TIME PASSES

por El Responsable

“Una pluma, y la casa, hundiéndose, cayendo, se habría derrumbado y precipitado en lo profundo de la oscuridad. En la habitación convertida en ruina, los excursionistas habrían encendido sus hogueras; los amantes habrían buscado allí refugio, yaciendo sobre las tablas desnudas; y el pastor habría guardado su cena entre los ladrillos, y el vagabundo habría dormido envuelto en su abrigo para resguardarse del frío. El techo habría caído; zarza y cicuta habrían bloqueado camino, escalón y ventana; habrían crecido desordenadas y ansiosas sobre la colina, hasta que algún intruso, perdido, hubiese descubierto gracias a un atizador de intenso color rojo entre las ortigas, o un fragmento de porcelana entre la cicuta, que aquí alguna vez había vivido alguien; que hubo una casa.

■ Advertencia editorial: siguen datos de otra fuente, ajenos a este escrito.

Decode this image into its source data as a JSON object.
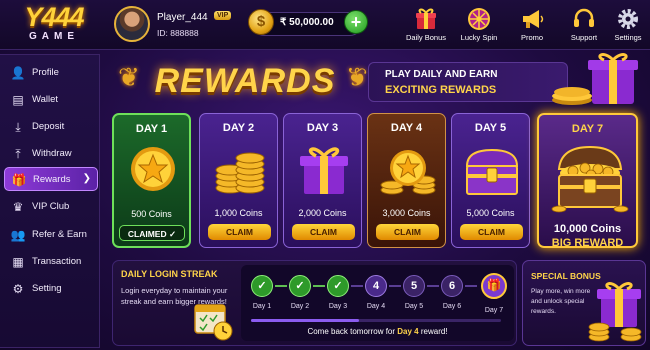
{
  "brand": {
    "line1": "Y444",
    "line2": "GAME"
  },
  "player": {
    "name": "Player_444",
    "badge": "VIP",
    "id": "ID: 888888"
  },
  "balance": {
    "value": "₹ 50,000.00"
  },
  "header_actions": [
    {
      "label": "Daily Bonus",
      "icon": "gift-icon"
    },
    {
      "label": "Lucky Spin",
      "icon": "wheel-icon"
    },
    {
      "label": "Promo",
      "icon": "megaphone-icon"
    },
    {
      "label": "Support",
      "icon": "headset-icon"
    },
    {
      "label": "Settings",
      "icon": "gear-icon"
    }
  ],
  "sidebar": {
    "items": [
      {
        "label": "Profile",
        "icon": "user-icon"
      },
      {
        "label": "Wallet",
        "icon": "wallet-icon"
      },
      {
        "label": "Deposit",
        "icon": "deposit-icon"
      },
      {
        "label": "Withdraw",
        "icon": "withdraw-icon"
      },
      {
        "label": "Rewards",
        "icon": "gift-icon",
        "active": true
      },
      {
        "label": "VIP Club",
        "icon": "crown-icon"
      },
      {
        "label": "Refer & Earn",
        "icon": "users-icon"
      },
      {
        "label": "Transaction",
        "icon": "document-icon"
      },
      {
        "label": "Setting",
        "icon": "gear-icon"
      }
    ]
  },
  "rewards": {
    "title": "REWARDS",
    "tagline1": "PLAY DAILY AND EARN",
    "tagline2": "EXCITING REWARDS",
    "days": [
      {
        "label": "DAY 1",
        "coins": "500 Coins",
        "button": "CLAIMED",
        "state": "claimed"
      },
      {
        "label": "DAY 2",
        "coins": "1,000 Coins",
        "button": "CLAIM",
        "state": "available"
      },
      {
        "label": "DAY 3",
        "coins": "2,000 Coins",
        "button": "CLAIM",
        "state": "available"
      },
      {
        "label": "DAY 4",
        "coins": "3,000 Coins",
        "button": "CLAIM",
        "state": "available"
      },
      {
        "label": "DAY 5",
        "coins": "5,000 Coins",
        "button": "CLAIM",
        "state": "available"
      },
      {
        "label": "DAY 7",
        "coins": "10,000 Coins",
        "extra": "BIG REWARD",
        "state": "big"
      }
    ]
  },
  "streak": {
    "title": "DAILY LOGIN STREAK",
    "description": "Login everyday to maintain your streak and earn bigger rewards!",
    "steps": [
      {
        "label": "Day 1",
        "mark": "✓",
        "state": "done"
      },
      {
        "label": "Day 2",
        "mark": "✓",
        "state": "done"
      },
      {
        "label": "Day 3",
        "mark": "✓",
        "state": "done"
      },
      {
        "label": "Day 4",
        "mark": "4",
        "state": "current"
      },
      {
        "label": "Day 5",
        "mark": "5",
        "state": "future"
      },
      {
        "label": "Day 6",
        "mark": "6",
        "state": "future"
      },
      {
        "label": "Day 7",
        "mark": "🎁",
        "state": "gift"
      }
    ],
    "progress": 0.43,
    "message_pre": "Come back tomorrow for ",
    "message_day": "Day 4",
    "message_post": " reward!"
  },
  "bonus": {
    "title": "SPECIAL BONUS",
    "description": "Play more, win more and unlock special rewards."
  },
  "colors": {
    "gold": "#ffd44a",
    "purple": "#8e3ad8",
    "green": "#2e9a2a"
  }
}
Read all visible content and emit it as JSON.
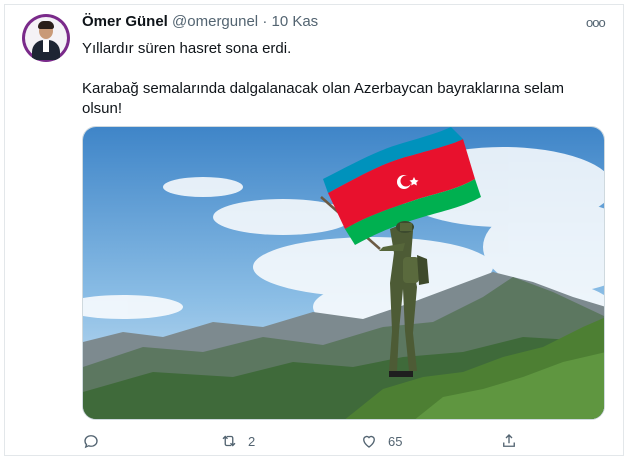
{
  "tweet": {
    "author_name": "Ömer Günel",
    "handle": "@omergunel",
    "separator": "·",
    "date": "10 Kas",
    "more_label": "ooo",
    "text_line1": "Yıllardır süren hasret sona erdi.",
    "text_line2": "Karabağ semalarında dalgalanacak olan Azerbaycan bayraklarına selam olsun!",
    "emoji": "azerbaijan-flag-emoji"
  },
  "actions": {
    "reply_count": "",
    "retweet_count": "2",
    "like_count": "65"
  },
  "icons": [
    "reply-icon",
    "retweet-icon",
    "like-icon",
    "share-icon"
  ],
  "colors": {
    "flag_blue": "#0092bc",
    "flag_red": "#e8112d",
    "flag_green": "#00b050",
    "avatar_ring": "#7a2a8a",
    "secondary_text": "#536471"
  }
}
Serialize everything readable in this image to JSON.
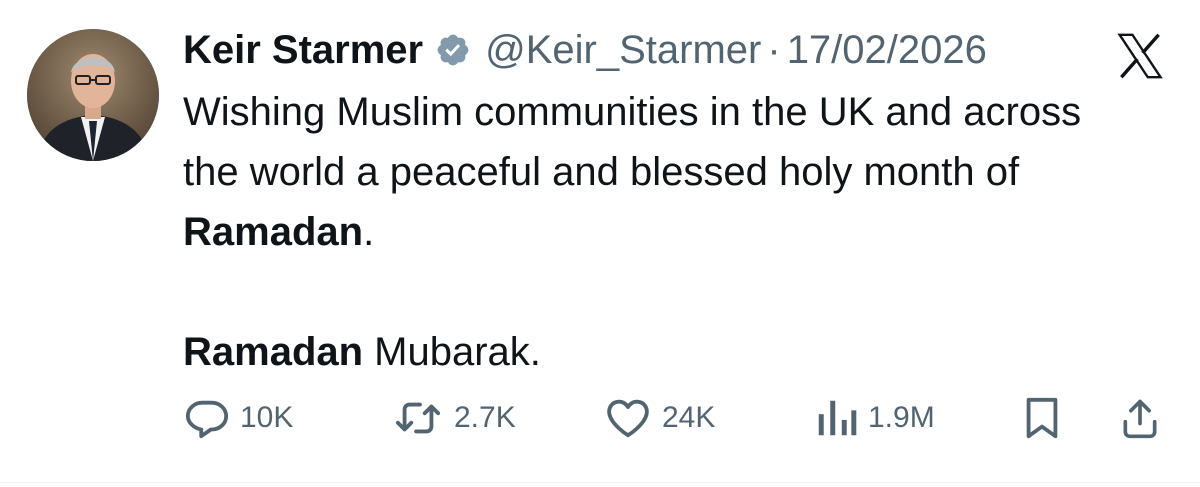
{
  "colors": {
    "text": "#0f1419",
    "secondary": "#536471",
    "verified_badge": "#829aab"
  },
  "author": {
    "name": "Keir Starmer",
    "handle": "@Keir_Starmer",
    "separator": "·",
    "date": "17/02/2026",
    "verified_icon": "verified-badge-icon",
    "avatar_icon": "avatar-photo"
  },
  "platform": {
    "logo_icon": "x-logo-icon"
  },
  "tweet": {
    "p1_text": "Wishing Muslim communities in the UK and across the world a peaceful and blessed holy month of ",
    "p1_bold": "Ramadan",
    "p1_end": ".",
    "p2_bold": "Ramadan",
    "p2_text": " Mubarak."
  },
  "actions": {
    "replies": {
      "icon": "reply-icon",
      "count": "10K"
    },
    "reposts": {
      "icon": "repost-icon",
      "count": "2.7K"
    },
    "likes": {
      "icon": "heart-icon",
      "count": "24K"
    },
    "views": {
      "icon": "views-icon",
      "count": "1.9M"
    },
    "bookmark": {
      "icon": "bookmark-icon"
    },
    "share": {
      "icon": "share-icon"
    }
  }
}
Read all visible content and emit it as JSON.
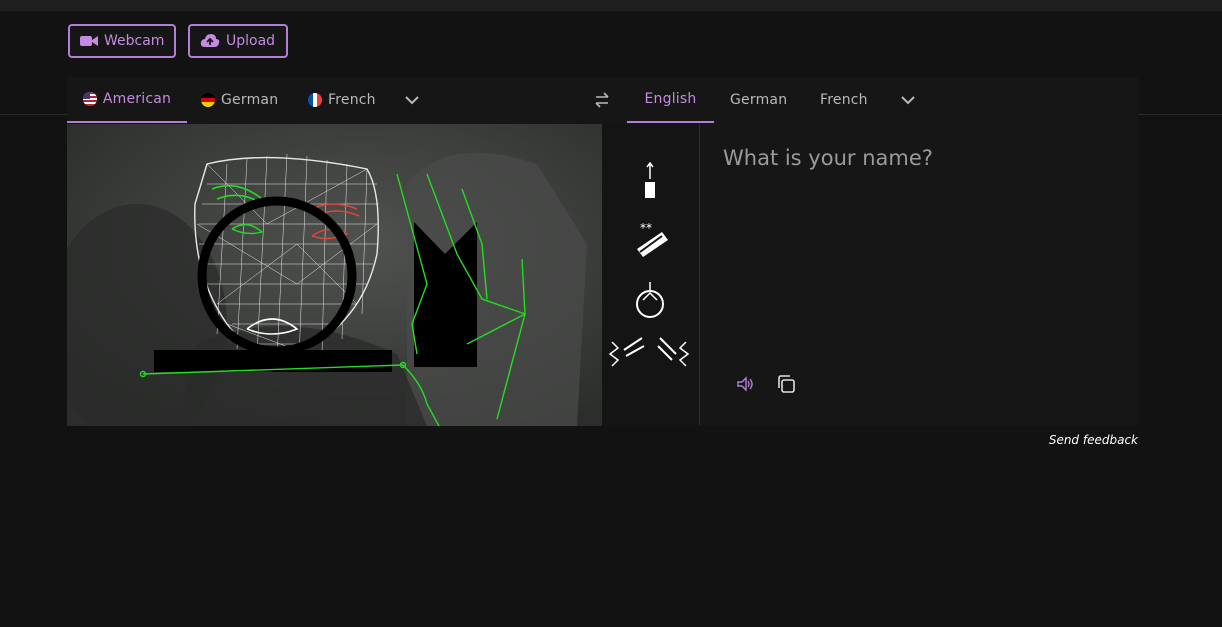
{
  "toolbar": {
    "webcam_label": "Webcam",
    "upload_label": "Upload",
    "webcam_icon": "video-camera-icon",
    "upload_icon": "cloud-upload-icon"
  },
  "source_languages": {
    "tabs": [
      {
        "label": "American",
        "flag": "us-flag-icon",
        "active": true
      },
      {
        "label": "German",
        "flag": "de-flag-icon",
        "active": false
      },
      {
        "label": "French",
        "flag": "fr-flag-icon",
        "active": false
      }
    ],
    "more_icon": "chevron-down-icon"
  },
  "swap_icon": "swap-arrows-icon",
  "target_languages": {
    "tabs": [
      {
        "label": "English",
        "active": true
      },
      {
        "label": "German",
        "active": false
      },
      {
        "label": "French",
        "active": false
      }
    ],
    "more_icon": "chevron-down-icon"
  },
  "output": {
    "text": "What is your name?",
    "speak_icon": "speaker-icon",
    "copy_icon": "copy-icon"
  },
  "footer": {
    "feedback_label": "Send feedback"
  },
  "colors": {
    "accent": "#b37fd6",
    "background": "#121212",
    "panel": "#161616",
    "pose_green": "#22dd22",
    "eye_red": "#e0463a"
  }
}
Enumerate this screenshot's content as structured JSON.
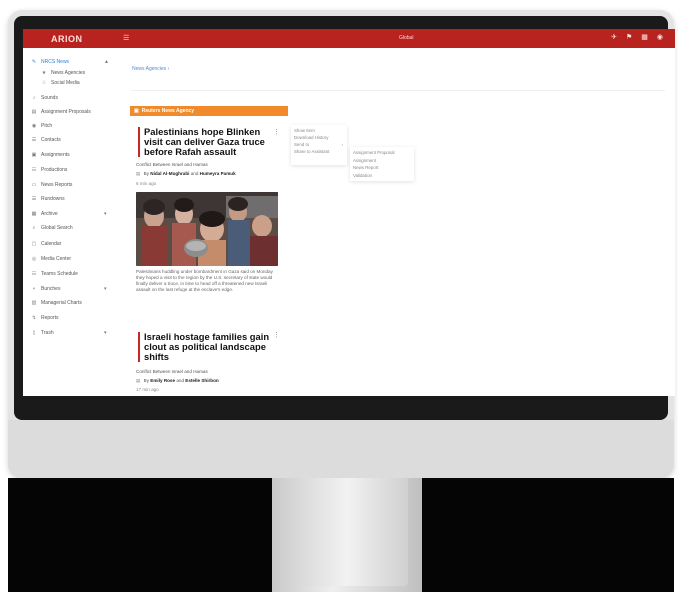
{
  "app": {
    "brand": "ARION",
    "global_search": "Global",
    "top_icons": [
      "pin-icon",
      "flag-icon",
      "grid-icon",
      "user-avatar-icon"
    ]
  },
  "sidebar": {
    "items": [
      {
        "label": "NRCS News",
        "icon": "news-icon",
        "active": true,
        "chevron": true
      },
      {
        "label": "News Agencies",
        "icon": "star-icon",
        "sub": true
      },
      {
        "label": "Social Media",
        "icon": "share-icon",
        "sub": true
      },
      {
        "label": "Sounds",
        "icon": "music-icon"
      },
      {
        "label": "Assignment Proposals",
        "icon": "proposal-icon"
      },
      {
        "label": "Pitch",
        "icon": "pitch-icon"
      },
      {
        "label": "Contacts",
        "icon": "contacts-icon"
      },
      {
        "label": "Assignments",
        "icon": "assignments-icon"
      },
      {
        "label": "Productions",
        "icon": "productions-icon"
      },
      {
        "label": "News Reports",
        "icon": "reports-icon"
      },
      {
        "label": "Rundowns",
        "icon": "rundowns-icon"
      },
      {
        "label": "Archive",
        "icon": "archive-icon",
        "chevron": true
      },
      {
        "label": "Global Search",
        "icon": "search-icon"
      },
      {
        "label": "Calendar",
        "icon": "calendar-icon"
      },
      {
        "label": "Media Center",
        "icon": "media-icon"
      },
      {
        "label": "Teams Schedule",
        "icon": "schedule-icon"
      },
      {
        "label": "Bunches",
        "icon": "bunches-icon",
        "chevron": true
      },
      {
        "label": "Managerial Charts",
        "icon": "charts-icon"
      },
      {
        "label": "Reports",
        "icon": "report-icon"
      },
      {
        "label": "Trash",
        "icon": "trash-icon",
        "chevron": true
      }
    ]
  },
  "main": {
    "breadcrumb": "News Agencies",
    "column_title": "Reuters News Agency",
    "articles": [
      {
        "title": "Palestinians hope Blinken visit can deliver Gaza truce before Rafah assault",
        "category": "Conflict Between Israel and Hamas",
        "by": "By",
        "author1": "Nidal Al-Mughrabi",
        "and": "and",
        "author2": "Humeyra Pamuk",
        "time": "6 min ago",
        "caption": "Palestinians huddling under bombardment in Gaza said on Monday they hoped a visit to the region by the U.S. secretary of state would finally deliver a truce, in time to head off a threatened new Israeli assault on the last refuge at the enclave's edge."
      },
      {
        "title": "Israeli hostage families gain clout as political landscape shifts",
        "category": "Conflict Between Israel and Hamas",
        "by": "By",
        "author1": "Emily Rose",
        "and": "and",
        "author2": "Estelle Shirbon",
        "time": "17 min ago"
      }
    ],
    "context_menu": [
      "Show Item",
      "Download History",
      "Send to",
      "Share to Assistant"
    ],
    "submenu": [
      "Assignment Proposal",
      "Assignment",
      "News Report",
      "Validation"
    ]
  }
}
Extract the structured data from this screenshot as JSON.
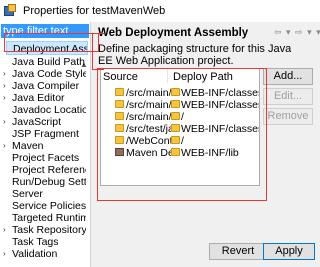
{
  "window": {
    "title": "Properties for testMavenWeb"
  },
  "left_pane": {
    "filter": {
      "placeholder": "type filter text"
    },
    "tree": [
      {
        "label": "Deployment Asse"
      },
      {
        "label": "Java Build Path"
      },
      {
        "label": "Java Code Style"
      },
      {
        "label": "Java Compiler"
      },
      {
        "label": "Java Editor"
      },
      {
        "label": "Javadoc Location"
      },
      {
        "label": "JavaScript"
      },
      {
        "label": "JSP Fragment"
      },
      {
        "label": "Maven"
      },
      {
        "label": "Project Facets"
      },
      {
        "label": "Project Referenc"
      },
      {
        "label": "Run/Debug Setti"
      },
      {
        "label": "Server"
      },
      {
        "label": "Service Policies"
      },
      {
        "label": "Targeted Runtim"
      },
      {
        "label": "Task Repository"
      },
      {
        "label": "Task Tags"
      },
      {
        "label": "Validation"
      }
    ]
  },
  "main": {
    "heading": "Web Deployment Assembly",
    "nav_arrows": "⇦ ▾ ⇨ ▾ ▾",
    "description": "Define packaging structure for this Java EE Web Application project.",
    "table": {
      "columns": [
        "Source",
        "Deploy Path"
      ],
      "rows": [
        {
          "source": "/src/main/co",
          "deploy_path": "WEB-INF/classes",
          "icon": "folder-icon"
        },
        {
          "source": "/src/main/ja",
          "deploy_path": "WEB-INF/classes",
          "icon": "folder-icon"
        },
        {
          "source": "/src/main/we",
          "deploy_path": "/",
          "icon": "folder-icon"
        },
        {
          "source": "/src/test/jav",
          "deploy_path": "WEB-INF/classes",
          "icon": "folder-icon"
        },
        {
          "source": "/WebConten",
          "deploy_path": "/",
          "icon": "folder-icon"
        },
        {
          "source": "Maven Depe",
          "deploy_path": "WEB-INF/lib",
          "icon": "library-icon"
        }
      ]
    },
    "buttons": {
      "add": "Add...",
      "edit": "Edit...",
      "remove": "Remove"
    }
  },
  "footer": {
    "revert": "Revert",
    "apply": "Apply"
  },
  "colors": {
    "highlight": "#e53935",
    "selection": "#cce8ff",
    "filter_selection": "#3399ff"
  }
}
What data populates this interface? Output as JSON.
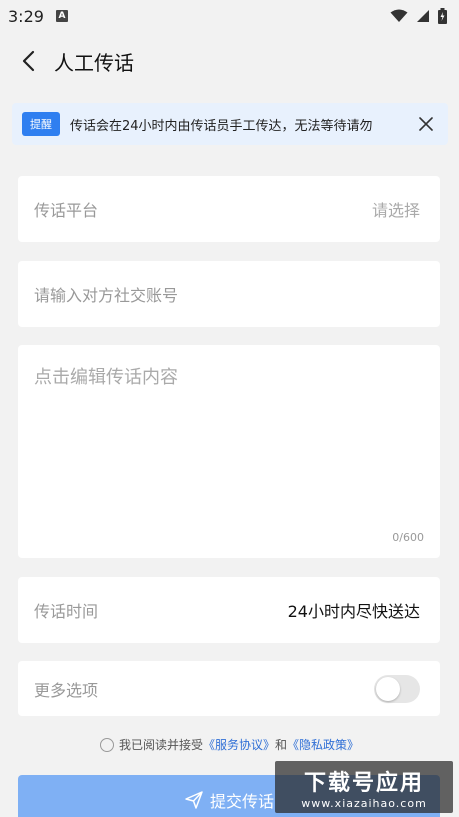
{
  "status_bar": {
    "time": "3:29",
    "notification_letter": "A"
  },
  "header": {
    "title": "人工传话"
  },
  "notice": {
    "badge": "提醒",
    "text": "传话会在24小时内由传话员手工传达，无法等待请勿"
  },
  "form": {
    "platform": {
      "label": "传话平台",
      "placeholder": "请选择"
    },
    "account": {
      "placeholder": "请输入对方社交账号"
    },
    "content": {
      "placeholder": "点击编辑传话内容",
      "counter": "0/600"
    },
    "time": {
      "label": "传话时间",
      "value": "24小时内尽快送达"
    },
    "more": {
      "label": "更多选项",
      "toggle_on": false
    }
  },
  "agreement": {
    "prefix": "我已阅读并接受",
    "service": "《服务协议》",
    "and": "和",
    "privacy": "《隐私政策》"
  },
  "submit": {
    "label": "提交传话"
  },
  "watermark": {
    "main": "下载号应用",
    "sub": "www.xiazaihao.com"
  },
  "colors": {
    "accent": "#2f7ff0",
    "submit_bg": "#7fb0f4",
    "notice_bg": "#e8f1fd"
  },
  "icons": [
    "back-arrow-icon",
    "close-icon",
    "send-icon",
    "wifi-icon",
    "signal-icon",
    "battery-icon"
  ]
}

Si la pluma hubiese caído, si hubiese inclinado la balanza, toda la casa se habría desmoronado en las profundidades para caer en las arenas del olvido. Pero había una fuerza trabajando; algo no demasiado consciente; algo de mirada torcida, algo que andaba a trompicones; algo sin la inspiración para dedicarse a su obra con un digno ritual o un canto solemne.”

To the Lighthouse, de Virginia Woolf; Penguin, 2000; pg. 151 [traducción propia].